Suppression of scattering in quantum confined 2D-helical Dirac systems

TL;DR

This paper investigates how disorder affects transport in quantum confined 2D-helical Dirac systems, revealing that interface properties dominate conductance and noise characteristics in large mode regimes, with implications for nanowire device design.

Contribution

It demonstrates that in large transverse mode regimes, transport properties are primarily governed by contact interfaces rather than disorder or geometry, providing analytical results for conductance and noise.

Findings

Conductance proportional to energy with average transmission π/4.

Fano factor approximately 0.13 in heavily doped contacts.

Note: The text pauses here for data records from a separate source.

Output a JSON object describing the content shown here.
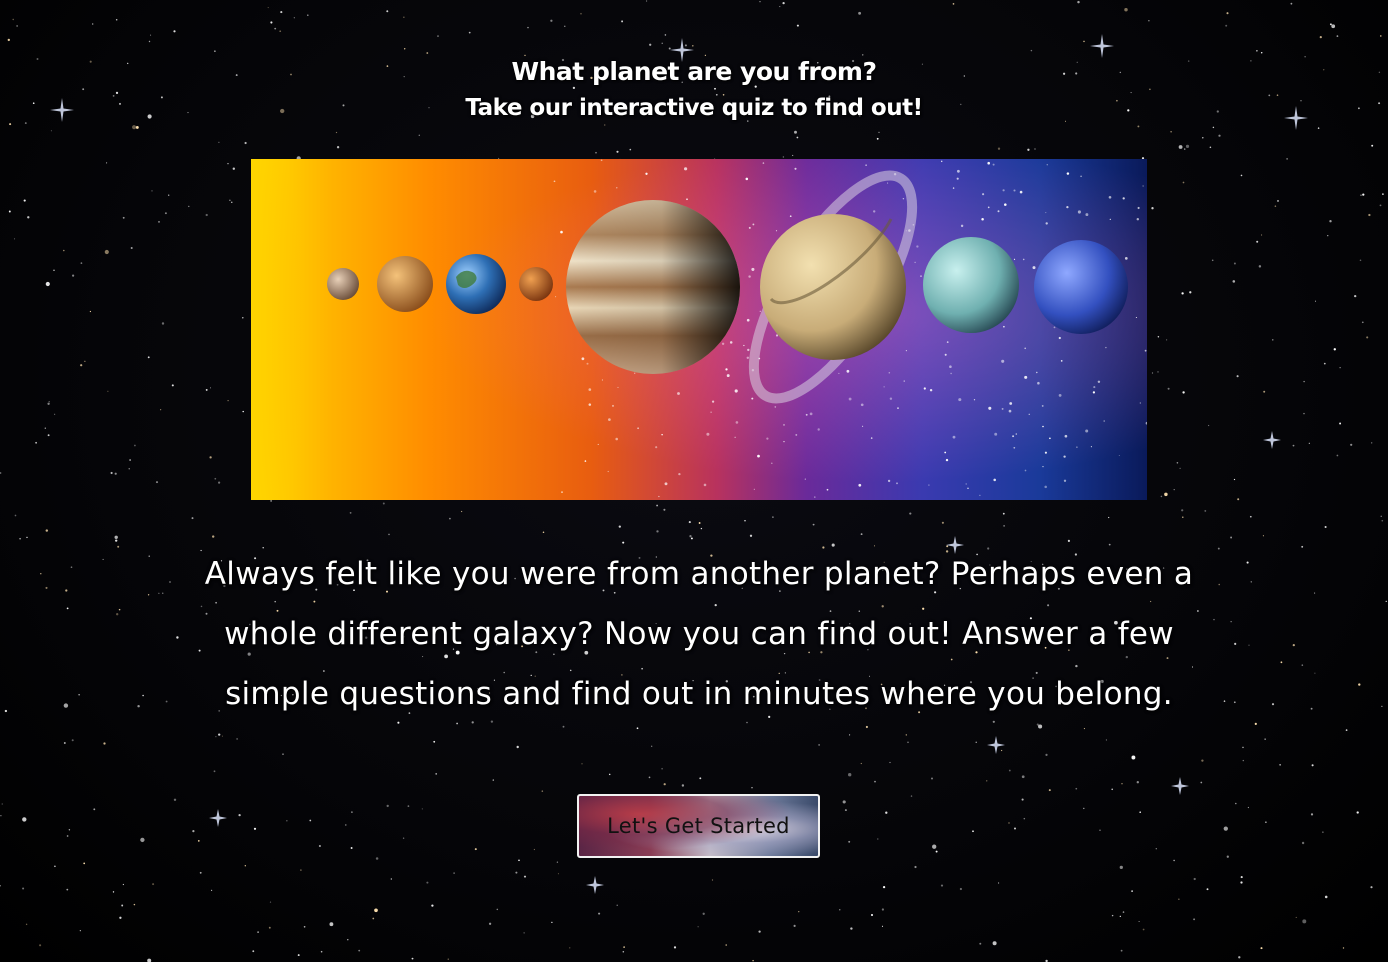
{
  "header": {
    "title": "What planet are you from?",
    "subtitle": "Take our interactive quiz to find out!"
  },
  "banner": {
    "planets": [
      "sun",
      "mercury",
      "venus",
      "earth",
      "mars",
      "jupiter",
      "saturn",
      "uranus",
      "neptune"
    ]
  },
  "intro": {
    "text": "Always felt like you were from another planet? Perhaps even a whole different galaxy? Now you can find out! Answer a few simple questions and find out in minutes where you belong."
  },
  "cta": {
    "label": "Let's Get Started"
  },
  "colors": {
    "background": "#000000",
    "text": "#ffffff",
    "button_border": "#f2f2f2",
    "button_text": "#111111"
  }
}
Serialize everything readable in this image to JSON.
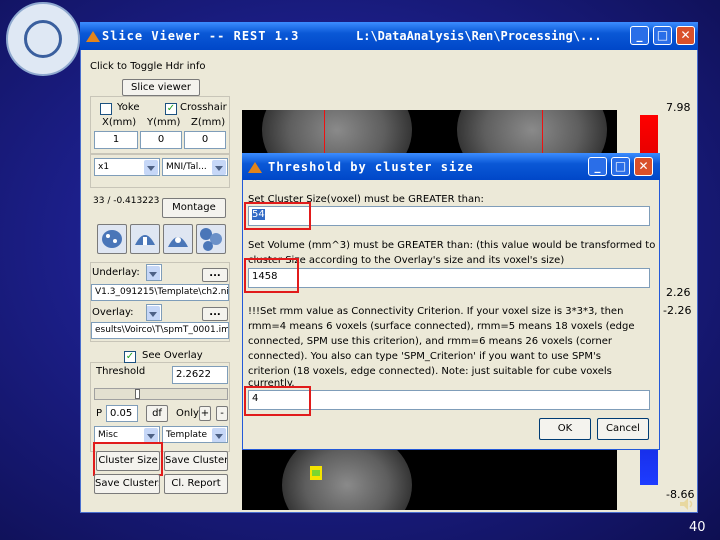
{
  "window": {
    "title": "Slice Viewer -- REST 1.3",
    "path": "L:\\DataAnalysis\\Ren\\Processing\\...",
    "minimize_glyph": "_",
    "maximize_glyph": "□",
    "close_glyph": "✕"
  },
  "panel": {
    "toggle_hdr": "Click to Toggle Hdr info",
    "slice_viewer_btn": "Slice viewer",
    "yoke_label": "Yoke",
    "crosshair_label": "Crosshair",
    "coord_labels": [
      "X(mm)",
      "Y(mm)",
      "Z(mm)"
    ],
    "coords": [
      "1",
      "0",
      "0"
    ],
    "zoom_value": "x1",
    "template_value": "MNI/Tal...",
    "voxel_text": "33 / -0.413223",
    "montage_btn": "Montage",
    "underlay_label": "Underlay:",
    "underlay_path": "V1.3_091215\\Template\\ch2.nii",
    "overlay_label": "Overlay:",
    "overlay_path": "esults\\Voirco\\T\\spmT_0001.img",
    "browse_btn": "...",
    "see_overlay": "See Overlay",
    "threshold_label": "Threshold",
    "threshold_value": "2.2622",
    "p_label": "P",
    "p_value": "0.05",
    "df_btn": "df",
    "only_label": "Only",
    "plus_btn": "+",
    "minus_btn": "-",
    "misc_value": "Misc",
    "template_btn": "Template",
    "cluster_size_btn": "Cluster Size",
    "save_cluster_btn": "Save Cluster",
    "save_clusters_btn": "Save Clusters",
    "cl_report_btn": "Cl. Report"
  },
  "colorbar": {
    "max": "7.98",
    "pos_thresh": "2.26",
    "neg_thresh": "-2.26",
    "min": "-8.66",
    "colors": [
      "#ff0000",
      "#9e0000",
      "#000000",
      "#0000a0",
      "#1e3cff"
    ]
  },
  "dialog": {
    "title": "Threshold by cluster size",
    "q1": "Set Cluster Size(voxel) must be GREATER than:",
    "a1": "54",
    "q2_line1": "Set Volume (mm^3) must be GREATER than: (this value would be transformed to",
    "q2_line2": "cluster Size according to the Overlay's size and its voxel's size)",
    "a2": "1458",
    "q3_lines": [
      "!!!Set rmm value as Connectivity Criterion. If your voxel size is 3*3*3, then",
      "rmm=4 means 6 voxels (surface connected), rmm=5 means 18 voxels (edge",
      "connected, SPM use this criterion), and rmm=6 means 26 voxels (corner",
      "connected). You also can type 'SPM_Criterion' if you want to use SPM's",
      "criterion (18 voxels, edge connected). Note: just suitable for cube voxels",
      "currently."
    ],
    "a3": "4",
    "ok_btn": "OK",
    "cancel_btn": "Cancel"
  },
  "highlight_color": "#e11b1b",
  "page_number": "40"
}
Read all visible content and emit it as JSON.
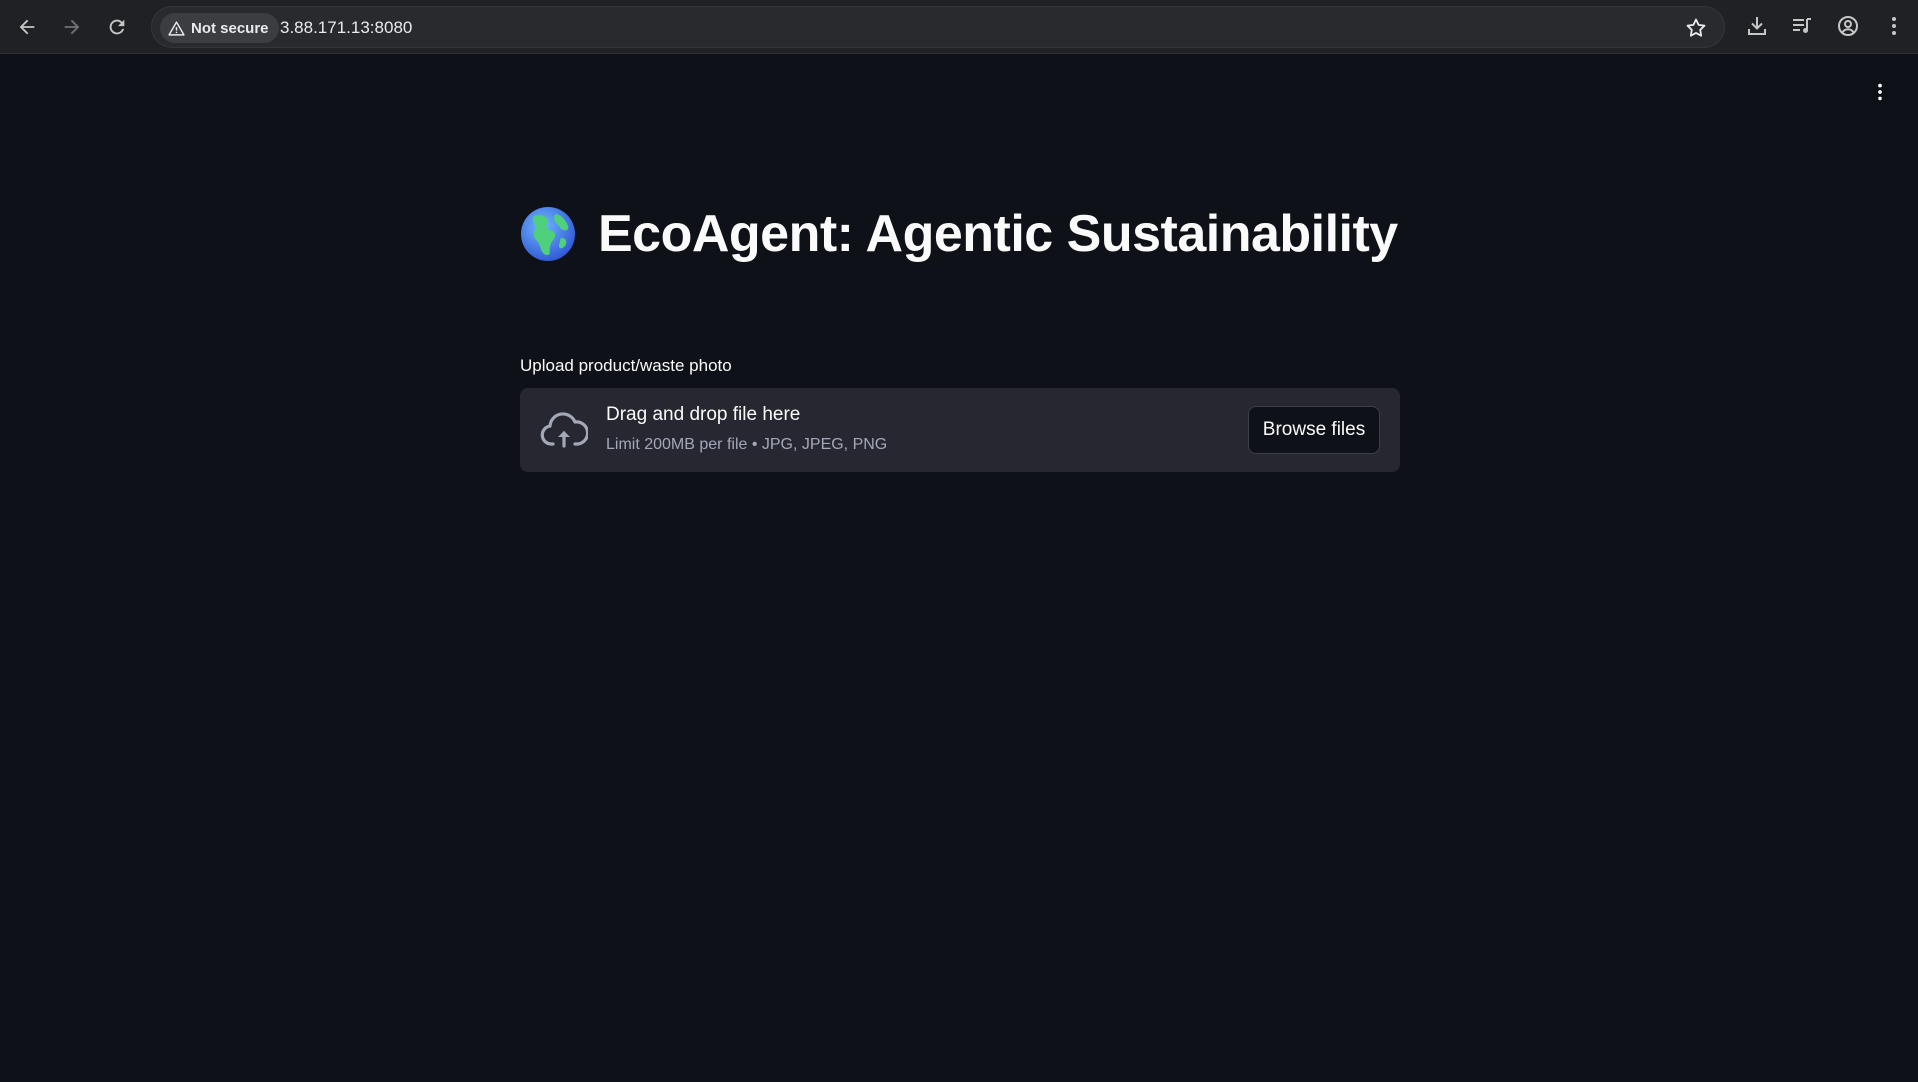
{
  "browser": {
    "security_label": "Not secure",
    "url": "3.88.171.13:8080"
  },
  "icons": {
    "back": "arrow-left-icon",
    "forward": "arrow-right-icon",
    "reload": "reload-icon",
    "warning": "warning-triangle-icon",
    "bookmark": "star-icon",
    "download": "download-icon",
    "media": "media-queue-icon",
    "profile": "profile-icon",
    "browser_menu": "kebab-menu-icon",
    "app_menu": "kebab-menu-icon",
    "globe": "globe-emoji-icon",
    "upload": "cloud-upload-icon"
  },
  "app": {
    "title": "EcoAgent: Agentic Sustainability"
  },
  "uploader": {
    "label": "Upload product/waste photo",
    "dropzone_title": "Drag and drop file here",
    "dropzone_subtitle": "Limit 200MB per file • JPG, JPEG, PNG",
    "browse_label": "Browse files"
  },
  "colors": {
    "page_background": "#0e1117",
    "dropzone_background": "#262730",
    "browser_bar": "#202124",
    "text": "#fafafa",
    "muted_text": "#a3a8b8"
  }
}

Transport insensitive to disorder when many transverse modes are present.

Abstract

Transport properties of disordered quantum confined helical Dirac systems are investigated in the large energy limit. As long as the 2D transport length is larger than the perimeter of the nanowire, the conductance and the Fano factor are sensitive to disorder only when the Fermi energy is close to an opening of a transverse mode. In the limit of a large number of transverse modes, transport properties are insensitive to the geometry of the nanowire or the nature and strength of the disorder but, instead, are dominated by the properties of the interface between the ohmic contact and the nanowire. In the case of a heavily doped Dirac metallic contact, the conductance is proportional to the energy with an average transmission $\mathcal{T}=\pi/4$ and a Fano factor of $F\simeq 0.13$. Those results can be generalized to a much broader class of contacts, the exact values of $\mathcal{T}$ and $F$ depending on the model used for the contacts. The energy dependence of Aharonov-Bohm oscillations is determined, when a magnetic flux is threaded through the cross section of the nanowire.